The report pointed to Singapore’s innovative policies and world-beating tech talent as critical factors in its strong startup ecosystem.
Singapore has been steadily making a name for itself in recent years, becoming a hotbed for entrepreneurs from around the globe and especially from Asia. Interestingly, there are many other cities such as Silicon Valley, London or Beijing that seem to be far better resourced than Singapore, in terms of startup funding, performance and market reach.
Then what is the reason that Singapore is has taken over other cities in this race?
A recent research carried out by experts at NUS Business School and Hong Kong Baptist University, have tried to examine if the workplace flexibility Singapore offers to entrepreneurs, especially the “Home Office Scheme” (HOS), which was launched by the Singapore government can be a potential reason.
The scheme was launched in late 2001 to allow potential entrepreneurs to set up and operate certain kinds of business from their own homes.
Newer firms have come into the picture
The findings showed that the scheme resulted in a substantial positive impact on entrepreneurship, with new business creation growing by 23% among businesses permitted under the reform.
The increase in new firm creation has mostly been concentrated among small-scale business.
The scheme reduced the entry costs that entrepreneurs used to face, including renting office space and commuting expenditure.

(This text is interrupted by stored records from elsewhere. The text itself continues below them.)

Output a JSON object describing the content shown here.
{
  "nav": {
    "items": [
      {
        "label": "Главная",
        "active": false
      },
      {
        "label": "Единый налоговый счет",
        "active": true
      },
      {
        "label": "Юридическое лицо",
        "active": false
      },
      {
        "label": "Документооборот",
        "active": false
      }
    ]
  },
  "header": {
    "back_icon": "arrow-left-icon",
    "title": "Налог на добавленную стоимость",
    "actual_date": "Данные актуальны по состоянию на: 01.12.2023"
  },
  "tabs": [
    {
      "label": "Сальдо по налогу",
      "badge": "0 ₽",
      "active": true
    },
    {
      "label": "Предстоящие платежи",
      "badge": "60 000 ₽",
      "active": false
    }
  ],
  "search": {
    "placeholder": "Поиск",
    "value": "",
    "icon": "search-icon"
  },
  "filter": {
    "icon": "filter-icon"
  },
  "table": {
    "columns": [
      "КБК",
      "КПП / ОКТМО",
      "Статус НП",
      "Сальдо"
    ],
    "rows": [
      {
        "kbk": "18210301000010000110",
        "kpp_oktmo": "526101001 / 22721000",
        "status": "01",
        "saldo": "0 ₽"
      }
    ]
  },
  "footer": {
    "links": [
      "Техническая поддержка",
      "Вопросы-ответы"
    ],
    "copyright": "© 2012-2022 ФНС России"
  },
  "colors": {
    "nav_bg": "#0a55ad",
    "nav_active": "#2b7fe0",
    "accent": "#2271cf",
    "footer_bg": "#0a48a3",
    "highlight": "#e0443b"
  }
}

In other words, the scheme allows financially-constrained individuals that would not otherwise have been able to set up a business to take their first steps on the ladder.
The group that was most benefited by this scheme were the low-income individuals for whom the access to capital is most likely to be the foremost barrier to entrepreneurship.
Flexibility means more than money
Workplace flexibility enhances the benefits of starting their own business and allowing them to manage household chores while also attending to their business.
The research also proposes that the scheme might have helped reduce the visibility of possible business failure, and thus allows potential entrepreneurs to lessen the risk of experiencing the consequent shame and humiliation.
However, there also exists the question whether the HOS scheme raised the quality of entrepreneurship or just attracted more mediocre new businesses.
Greater chances of survival
The firms formed under HOS start out as relatively small and are likely to exit in the first two years, compared to those startups created at the same time and region but not under HOS scheme. They also exhibit higher levels of survival in the long term and choose industries with higher productivity and lower risk.
The scheme encourages entrepreneurs to become serial entrepreneurs, going on to open a larger business with a similar survival rate for their second firm. This indicates that HOS is successful in creating a healthy and enduring entrepreneurial ecosystem.
The scheme has resulted in a positive impact on the house prices, raising prices by up to 6.5%, at least in the near term.
In conclusion, it seems that policies allowing and encouraging workplace flexibility play an important role in facilitating entrepreneurship and nurturing an entrepreneurial ecosystem. Governments and policymakers seeking to promote entrepreneurship should understand that flexibility is the stepping stone towards this aim.